When I was in the US air force, flying an RC-135 in the latter years of the cold war, I was a German-Russian crypto-linguist. We called ourselves the "vacuum-cleaner of the sky" because our capability to gather information was enormous at the time. But it was always outward-facing; we could not collect on US targets because that was against the law. To the US government today, however, we are all foreigners.
I became an expert on East Germany, which was then the ultimate surveillance state. Their secret police were monstrously efficient: they had a huge paper-based system that held information on virtually everyone in the country – a population of about 16-17 million. The Stasi's motto was "to know everything".
So none of this is new to me.

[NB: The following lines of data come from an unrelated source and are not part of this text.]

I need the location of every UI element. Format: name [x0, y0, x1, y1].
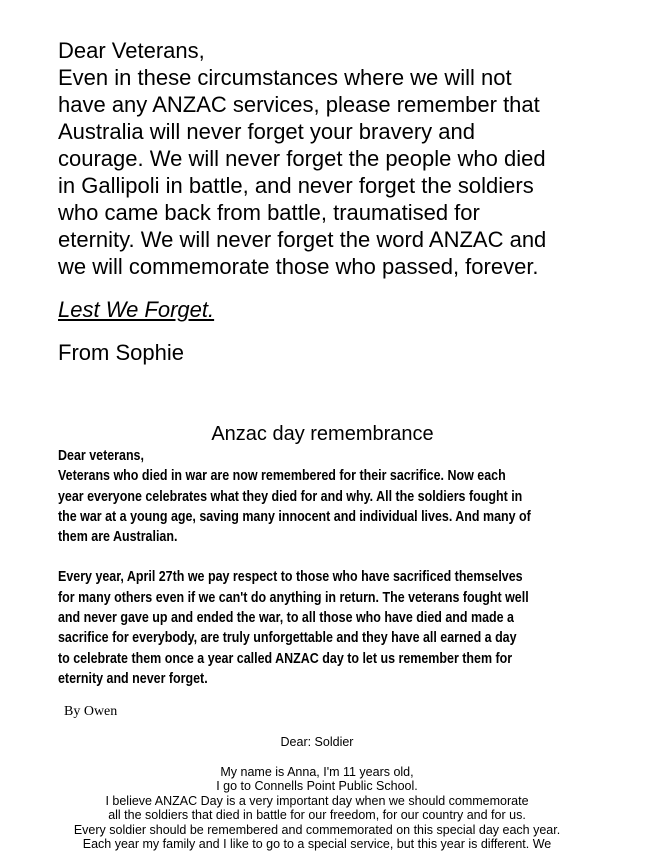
letter-owen [58, 446, 565, 689]
letter-line: the war at a young age, saving many innocent and individual lives. And many of [58, 508, 531, 525]
letter-line: Each year my family and I like to go to a special service, but this year is different. We [82, 837, 552, 851]
letter-line: Veterans who died in war are now remembered for their sacrifice. Now each [58, 468, 506, 485]
letter-line: Dear Veterans, [58, 38, 205, 63]
letter-line: eternity. We will never forget the word ANZAC and [58, 227, 547, 252]
signature-sophie: From Sophie [58, 340, 184, 365]
lest-we-forget: Lest We Forget. [58, 297, 215, 322]
letter-sophie [58, 37, 638, 366]
letter-line: to celebrate them once a year called ANZAC day to let us remember them for [58, 650, 513, 667]
letter-line: Australia will never forget your bravery and [58, 119, 475, 144]
letter-line: Dear veterans, [58, 448, 144, 464]
letter-owen-title: Anzac day remembrance [211, 423, 434, 445]
letter-line: sacrifice for everybody, are truly unforgettable and they have all earned a day [58, 630, 517, 647]
letter-line: My name is Anna, I'm 11 years old, [220, 764, 414, 779]
letter-line: and never gave up and ended the war, to all those who have died and made a [58, 610, 514, 627]
letter-anna [0, 735, 634, 852]
letter-line: I believe ANZAC Day is a very important day when we should commemorate [105, 793, 529, 808]
letter-line: Even in these circumstances where we will not [58, 65, 512, 90]
letter-line: them are Australian. [58, 529, 178, 546]
letter-line: have any ANZAC services, please remember that [58, 92, 540, 117]
letter-greeting: Dear: Soldier [280, 735, 354, 749]
letter-line: Every soldier should be remembered and commemorated on this special day each year. [73, 822, 561, 837]
letter-line: we will commemorate those who passed, forever. [58, 254, 539, 279]
letter-line: Every year, April 27th we pay respect to those who have sacrificed themselves [58, 569, 523, 586]
letter-line: all the soldiers that died in battle for our freedom, for our country and for us. [108, 808, 526, 822]
letter-line: year everyone celebrates what they died for and why. All the soldiers fought in [58, 488, 523, 505]
letter-line: I go to Connells Point Public School. [216, 779, 418, 793]
letter-line: in Gallipoli in battle, and never forget the soldiers [58, 173, 534, 198]
paragraph-gap [58, 547, 565, 567]
letter-line: for many others even if we can't do anything in return. The veterans fought well [58, 589, 529, 606]
letter-line: eternity and never forget. [58, 670, 208, 687]
letter-line: courage. We will never forget the people who died [58, 146, 546, 171]
signature-owen: By Owen [64, 704, 118, 719]
letter-line: who came back from battle, traumatised for [58, 200, 480, 225]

The difference between what the Bush administration was doing in 2001, right after 9/11, and what the Obama administration is doing today is that the system is now under the cover and color of law. Yet, what Snowden has revealed is still the tip of the iceberg.
General Michael Hayden, who was head of the NSA when I worked there, and then director of the CIA, said, "We need to own the net." And that is what they're implementing here. They have this extraordinary system: in effect, a 24/7 panopticon on a vast scale that it is gazing at you with an all-seeing eye.
I lived with that dirty knowledge for years. Before 9/11, the prime directive at the NSA was that you don't spy on Americans without a warrant; to do so was against the law – and, in particular, was a criminal violation of Fisa. My concern was that we were more than an accessory; this was a crime and we were subverting the constitution.
I differed as a whistleblower to Snowden only in this respect: in accordance with the Intelligence Community Whistleblower Protection Act, I took my concerns up within the chain of command, to the very highest levels at the NSA, and then to Congress and the Department of Defense. I understand why Snowden has taken his course of action, because he's been following this for years: he's seen what's happened to other whistleblowers like me.
By following protocol, you get flagged – just for raising issues. You're identified as someone they don't like, someone not to be trusted. I was exposed early on because I was a material witness for two 9/11 congressional investigations. In closed testimony, I told them everything I knew – about Stellar Wind, billions of dollars in fraud, waste and abuse, and the critical intelligence, which the NSA had but did not disclose to other agencies, preventing vital action against known threats. If that intelligence had been shared, it may very well have prevented 9/11.
But as I found out later, none of the material evidence I disclosed went into the official record. It became a state secret even to give information of this kind to the 9/11 investigation.
I reached a point in early 2006 when I decided I would contact a reporter. I had the same level of security clearance as Snowden. If you look at the indictment from 2010, you can see that I was accused of causing "exceptionally grave damage to US national security". Despite allegations that I had tippy-top-secret documents, In fact, I had no classified information in my possession, and I disclosed none to the Baltimore Sun journalist during 2006 and 2007. But I got hammered: in November 2007, I was raided by a dozen armed FBI agents, when I was served with a search warrant. The nightmare had only just begun, including extensive physical and electronic surveillance.